Biz kardeşiz / Abdullah Aslan

spesifik

آزادی قید و بند
Katılım
18 Ağu 2007
Mesajlar
24,869
Tepkime puanı
4,114
Puanları
113
Konum
Hayâlistan/bul
Bugünlerde gündem, İç Güvenlik Paketi ve Şah Fırat Operasyonu'yla yoğun; her konuda olduğu gibi karşılıklı suçlamalar bu konuda da devam ediyor. Bu iki konuyla alakalı birer cümle ifade etmek gerekiyorsa şayet, halkın malını ve canını korumak için böyle bir paket olmadan da gerekenler yapılabilirdi. 6-8 Ekim olaylarında yaşanan güvenlik skandalına karşılık yasal veya kanuni boşluk varmış gibi veya öyle bir gerekçenin arkasına sığınarak özgürlükleri kısıtlayacak adımlar atmak kesinlikle kabul görmeyecektir. Bunu söylemekle paketin tamamına karşıymışız gibi bir mana da çıkarılmamalıdır.
Şah Fırat Operasyonu konusunda da söyleyeceğim o ki; mantıklı olanı yapılmış olmakla beraber bunun büyük bir başarı veya zafermiş gibi gündemde tutulması pek mantıklı gelmedi açıkçası.
Şimdi asıl her zamanın konusu olan ve kimi hadiseler üzerine özellikle işlemek istediğim konumuza yani kardeşlik meselesine dönelim.
Değerli Okurlar!
‘Müminler ancak kardeştirler' Bunu biz kullar söylemedik. Müçtehitler deruni bilgilerine dayanarak asli kaynaklardan istinbat ederek böyle bir sonuca varmış değiller. Bütün sorunlarımızın üzerine kilit vuracak, bizi bu iftirak kederinden, bu parçalanmışlık kahrından kurtaracak ‘kardeşlik takvası'nı Allah Azze ve celle Kitab-ı Mübin'inde buyuruyor. Kardeşlik hukukuna riayet takvadır, tesanüttür, şuradır. Allah'tan gereği gibi korkanlar; O'nun evamirlerine riayet edenler ve kardeşlik fermanına uyanlardır. Mü'minin mü'mine ‘tesanüd ve yardımlaşma'dan başka bir sorumluluğu yoktur, olamaz. ‘İşleri kendi aralarında şura iledir' düsturu takvanın ta kendisidir. Bizi büyük sorumluluktan kurtaracak yegâne ibadet, kardeşlik hukukuna riayettir.

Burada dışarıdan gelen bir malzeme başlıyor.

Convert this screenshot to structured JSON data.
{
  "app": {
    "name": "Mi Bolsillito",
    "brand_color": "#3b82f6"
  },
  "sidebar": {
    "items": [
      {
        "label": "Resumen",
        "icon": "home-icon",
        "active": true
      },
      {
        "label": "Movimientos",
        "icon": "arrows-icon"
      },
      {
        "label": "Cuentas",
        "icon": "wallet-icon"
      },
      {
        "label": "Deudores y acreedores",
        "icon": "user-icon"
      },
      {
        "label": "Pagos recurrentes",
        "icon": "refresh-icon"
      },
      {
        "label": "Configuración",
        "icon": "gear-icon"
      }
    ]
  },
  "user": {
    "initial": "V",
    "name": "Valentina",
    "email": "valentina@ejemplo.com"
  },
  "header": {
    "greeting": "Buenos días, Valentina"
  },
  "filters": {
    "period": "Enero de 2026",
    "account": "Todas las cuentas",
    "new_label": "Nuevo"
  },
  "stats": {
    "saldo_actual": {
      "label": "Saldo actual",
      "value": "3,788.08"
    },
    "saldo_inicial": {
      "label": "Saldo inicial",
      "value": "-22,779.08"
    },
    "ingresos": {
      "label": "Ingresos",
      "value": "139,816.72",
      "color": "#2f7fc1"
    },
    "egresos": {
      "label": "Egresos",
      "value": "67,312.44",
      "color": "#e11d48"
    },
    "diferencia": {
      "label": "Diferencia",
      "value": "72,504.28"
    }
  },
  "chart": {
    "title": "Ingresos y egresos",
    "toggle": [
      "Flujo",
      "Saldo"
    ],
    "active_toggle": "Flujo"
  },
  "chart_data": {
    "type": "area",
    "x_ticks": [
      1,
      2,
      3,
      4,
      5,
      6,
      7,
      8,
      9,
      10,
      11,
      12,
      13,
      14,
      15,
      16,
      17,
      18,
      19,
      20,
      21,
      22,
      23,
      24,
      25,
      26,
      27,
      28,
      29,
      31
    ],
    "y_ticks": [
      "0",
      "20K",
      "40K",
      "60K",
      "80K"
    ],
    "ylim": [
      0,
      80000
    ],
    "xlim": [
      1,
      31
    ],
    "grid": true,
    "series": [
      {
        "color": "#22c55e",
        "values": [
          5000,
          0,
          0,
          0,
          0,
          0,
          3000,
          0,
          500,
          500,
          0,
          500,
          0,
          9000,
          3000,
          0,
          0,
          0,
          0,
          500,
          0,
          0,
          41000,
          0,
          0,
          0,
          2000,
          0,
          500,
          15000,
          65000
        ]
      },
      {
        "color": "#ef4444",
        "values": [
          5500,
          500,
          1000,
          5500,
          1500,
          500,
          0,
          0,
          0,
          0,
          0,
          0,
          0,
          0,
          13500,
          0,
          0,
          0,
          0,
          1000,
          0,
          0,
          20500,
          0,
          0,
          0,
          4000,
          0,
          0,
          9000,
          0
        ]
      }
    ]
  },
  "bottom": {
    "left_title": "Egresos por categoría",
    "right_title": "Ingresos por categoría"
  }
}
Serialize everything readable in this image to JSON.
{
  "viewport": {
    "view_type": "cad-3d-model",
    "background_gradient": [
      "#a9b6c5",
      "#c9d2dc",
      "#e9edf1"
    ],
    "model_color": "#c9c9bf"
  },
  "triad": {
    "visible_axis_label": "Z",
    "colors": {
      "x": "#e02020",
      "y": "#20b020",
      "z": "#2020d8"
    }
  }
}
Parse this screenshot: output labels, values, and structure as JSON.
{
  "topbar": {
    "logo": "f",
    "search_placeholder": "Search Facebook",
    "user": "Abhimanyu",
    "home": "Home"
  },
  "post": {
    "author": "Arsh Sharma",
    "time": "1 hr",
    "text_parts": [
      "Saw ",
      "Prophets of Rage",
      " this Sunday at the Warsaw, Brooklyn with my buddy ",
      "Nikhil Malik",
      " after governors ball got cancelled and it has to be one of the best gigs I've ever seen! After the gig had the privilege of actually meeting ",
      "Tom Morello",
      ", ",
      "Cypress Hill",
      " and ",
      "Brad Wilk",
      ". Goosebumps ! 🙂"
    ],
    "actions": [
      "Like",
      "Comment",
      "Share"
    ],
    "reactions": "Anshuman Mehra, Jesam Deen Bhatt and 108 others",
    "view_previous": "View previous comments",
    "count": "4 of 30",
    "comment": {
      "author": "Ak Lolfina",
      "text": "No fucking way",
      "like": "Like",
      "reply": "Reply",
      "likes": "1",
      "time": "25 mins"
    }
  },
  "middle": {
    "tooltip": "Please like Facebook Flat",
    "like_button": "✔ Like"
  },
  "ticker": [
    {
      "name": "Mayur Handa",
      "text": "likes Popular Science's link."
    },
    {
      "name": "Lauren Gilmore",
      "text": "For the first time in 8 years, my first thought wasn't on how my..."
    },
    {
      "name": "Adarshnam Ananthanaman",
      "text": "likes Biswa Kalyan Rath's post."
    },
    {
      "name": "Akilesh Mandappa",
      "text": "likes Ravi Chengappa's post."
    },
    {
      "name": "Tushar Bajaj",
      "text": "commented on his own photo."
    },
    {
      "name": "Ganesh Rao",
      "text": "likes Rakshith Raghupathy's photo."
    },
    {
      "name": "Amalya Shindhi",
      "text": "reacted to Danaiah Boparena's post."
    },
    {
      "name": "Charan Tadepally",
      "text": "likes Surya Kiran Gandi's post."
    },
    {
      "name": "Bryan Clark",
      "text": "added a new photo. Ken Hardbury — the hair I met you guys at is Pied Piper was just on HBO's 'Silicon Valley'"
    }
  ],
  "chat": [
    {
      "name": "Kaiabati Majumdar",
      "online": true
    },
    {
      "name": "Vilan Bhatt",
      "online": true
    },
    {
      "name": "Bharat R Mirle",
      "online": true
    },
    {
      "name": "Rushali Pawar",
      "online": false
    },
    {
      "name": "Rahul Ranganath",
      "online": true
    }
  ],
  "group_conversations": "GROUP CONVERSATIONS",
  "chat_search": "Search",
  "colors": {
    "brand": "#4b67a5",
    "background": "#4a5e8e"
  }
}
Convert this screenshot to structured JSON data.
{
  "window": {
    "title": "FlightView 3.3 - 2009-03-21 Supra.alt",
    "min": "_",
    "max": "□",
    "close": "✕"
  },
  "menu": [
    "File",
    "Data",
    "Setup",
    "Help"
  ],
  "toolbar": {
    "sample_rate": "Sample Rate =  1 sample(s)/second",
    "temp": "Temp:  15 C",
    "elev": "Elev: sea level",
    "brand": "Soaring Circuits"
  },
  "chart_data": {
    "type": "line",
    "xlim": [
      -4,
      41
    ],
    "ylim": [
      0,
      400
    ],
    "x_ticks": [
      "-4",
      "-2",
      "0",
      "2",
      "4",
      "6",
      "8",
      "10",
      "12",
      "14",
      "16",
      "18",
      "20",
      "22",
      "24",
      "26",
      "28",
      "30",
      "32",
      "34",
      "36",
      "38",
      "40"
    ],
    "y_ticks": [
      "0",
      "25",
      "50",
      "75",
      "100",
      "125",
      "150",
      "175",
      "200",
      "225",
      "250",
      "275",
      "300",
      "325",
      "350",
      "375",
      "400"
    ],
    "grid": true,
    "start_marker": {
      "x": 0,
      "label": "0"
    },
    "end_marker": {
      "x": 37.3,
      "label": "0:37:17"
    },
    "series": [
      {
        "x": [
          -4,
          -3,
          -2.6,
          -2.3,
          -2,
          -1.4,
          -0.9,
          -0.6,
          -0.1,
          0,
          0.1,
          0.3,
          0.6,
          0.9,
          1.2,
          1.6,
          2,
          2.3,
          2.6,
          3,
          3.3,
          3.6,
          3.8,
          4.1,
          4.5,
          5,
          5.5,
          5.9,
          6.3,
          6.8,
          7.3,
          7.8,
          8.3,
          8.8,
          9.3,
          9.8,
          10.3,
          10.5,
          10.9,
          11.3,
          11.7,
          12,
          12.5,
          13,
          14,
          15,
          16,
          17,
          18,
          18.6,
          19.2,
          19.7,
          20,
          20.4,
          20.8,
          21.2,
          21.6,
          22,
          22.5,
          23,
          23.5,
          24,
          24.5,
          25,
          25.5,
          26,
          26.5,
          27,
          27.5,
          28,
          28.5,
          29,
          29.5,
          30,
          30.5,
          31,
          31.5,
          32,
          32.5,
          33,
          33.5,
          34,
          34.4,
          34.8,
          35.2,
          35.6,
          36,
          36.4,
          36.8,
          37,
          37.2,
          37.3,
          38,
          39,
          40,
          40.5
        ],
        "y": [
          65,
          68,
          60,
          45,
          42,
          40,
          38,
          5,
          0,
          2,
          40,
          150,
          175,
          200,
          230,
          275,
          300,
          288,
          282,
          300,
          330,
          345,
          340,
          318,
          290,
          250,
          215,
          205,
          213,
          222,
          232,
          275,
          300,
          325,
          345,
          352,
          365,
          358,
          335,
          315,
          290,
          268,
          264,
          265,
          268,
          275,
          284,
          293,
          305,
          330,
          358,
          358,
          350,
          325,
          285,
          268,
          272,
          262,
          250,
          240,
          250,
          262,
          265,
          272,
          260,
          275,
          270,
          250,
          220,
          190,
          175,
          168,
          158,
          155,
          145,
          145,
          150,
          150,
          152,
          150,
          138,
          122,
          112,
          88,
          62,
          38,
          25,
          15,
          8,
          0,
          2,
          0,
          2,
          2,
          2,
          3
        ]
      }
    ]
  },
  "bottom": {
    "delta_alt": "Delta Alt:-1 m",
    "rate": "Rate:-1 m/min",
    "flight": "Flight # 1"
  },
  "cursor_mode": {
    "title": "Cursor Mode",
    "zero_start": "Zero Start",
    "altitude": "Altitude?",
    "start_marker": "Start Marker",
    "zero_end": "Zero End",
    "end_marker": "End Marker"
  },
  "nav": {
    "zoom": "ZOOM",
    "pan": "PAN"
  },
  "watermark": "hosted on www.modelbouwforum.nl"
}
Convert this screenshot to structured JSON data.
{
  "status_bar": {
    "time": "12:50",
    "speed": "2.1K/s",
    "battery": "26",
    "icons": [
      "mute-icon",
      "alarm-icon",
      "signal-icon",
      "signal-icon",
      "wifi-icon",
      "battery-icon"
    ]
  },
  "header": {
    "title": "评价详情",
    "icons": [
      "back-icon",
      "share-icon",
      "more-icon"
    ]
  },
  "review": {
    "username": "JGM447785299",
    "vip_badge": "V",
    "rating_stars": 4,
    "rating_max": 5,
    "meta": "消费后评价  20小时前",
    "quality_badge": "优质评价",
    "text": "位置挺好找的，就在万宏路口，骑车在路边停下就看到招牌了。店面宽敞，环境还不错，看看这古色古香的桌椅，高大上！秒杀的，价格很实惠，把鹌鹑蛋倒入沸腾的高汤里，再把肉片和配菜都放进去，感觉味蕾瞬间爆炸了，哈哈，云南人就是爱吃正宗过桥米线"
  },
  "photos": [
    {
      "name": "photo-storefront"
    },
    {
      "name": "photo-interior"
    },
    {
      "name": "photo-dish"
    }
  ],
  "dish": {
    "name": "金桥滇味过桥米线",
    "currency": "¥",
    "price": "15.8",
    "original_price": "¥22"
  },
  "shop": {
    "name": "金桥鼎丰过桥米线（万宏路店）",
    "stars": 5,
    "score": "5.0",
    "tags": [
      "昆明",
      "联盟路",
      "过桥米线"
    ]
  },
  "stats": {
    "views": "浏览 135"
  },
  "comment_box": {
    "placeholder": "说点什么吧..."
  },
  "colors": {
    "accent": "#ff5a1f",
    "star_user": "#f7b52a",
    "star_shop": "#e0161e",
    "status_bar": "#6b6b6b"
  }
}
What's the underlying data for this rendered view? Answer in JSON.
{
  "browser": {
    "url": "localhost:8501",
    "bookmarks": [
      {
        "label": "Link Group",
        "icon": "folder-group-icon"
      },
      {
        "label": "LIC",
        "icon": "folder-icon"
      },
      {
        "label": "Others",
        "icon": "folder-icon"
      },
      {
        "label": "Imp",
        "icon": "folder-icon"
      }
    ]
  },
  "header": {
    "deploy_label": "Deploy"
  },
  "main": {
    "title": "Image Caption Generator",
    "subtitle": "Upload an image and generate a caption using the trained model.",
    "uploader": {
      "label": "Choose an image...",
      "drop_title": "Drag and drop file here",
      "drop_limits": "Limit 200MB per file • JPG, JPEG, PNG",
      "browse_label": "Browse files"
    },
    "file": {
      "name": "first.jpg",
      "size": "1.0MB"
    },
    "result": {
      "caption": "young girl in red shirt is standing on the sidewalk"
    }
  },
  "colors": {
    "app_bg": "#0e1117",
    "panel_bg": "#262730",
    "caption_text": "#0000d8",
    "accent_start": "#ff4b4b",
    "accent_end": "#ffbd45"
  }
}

‘Sizden biriniz kendi nefsi için istediğini, Mü'min kardeşi için de istemedikçe –kâmil- Mü'min olamaz' Hadis'i Şerifi, bize çok şeyi ifade ediyor. Kendimiz için istediğimiz bir iyiliği kardeşlerimiz için de istemedikçe kâmil mümin olamayacağımız yerde, düşünün sudan bahanelerle bir müminin canına, malına ve değer verdiği hususlara kastetmenin Allah(cc) nezdinde cezası ne olabilir?
İbadet denince akla namaz oruç geliyor. Kardeşlik hukuku bütün ibadetlerin teminatı hükmünde değerlendirilebilir. Kardeşlerin birbirlerine karşı hukuku neyse, hangi mezhepten olursa olsun bütün Müslümanların birbirleriyle muameleleri de öyle olmalı. Hatta bahsini ettiğimiz kardeşlik Rabbimizin emri gereği daha iyi önemsenmeli. Bizim bu kardeşliğimiz kadar başka büyük bir sermayemiz yoktur olamaz.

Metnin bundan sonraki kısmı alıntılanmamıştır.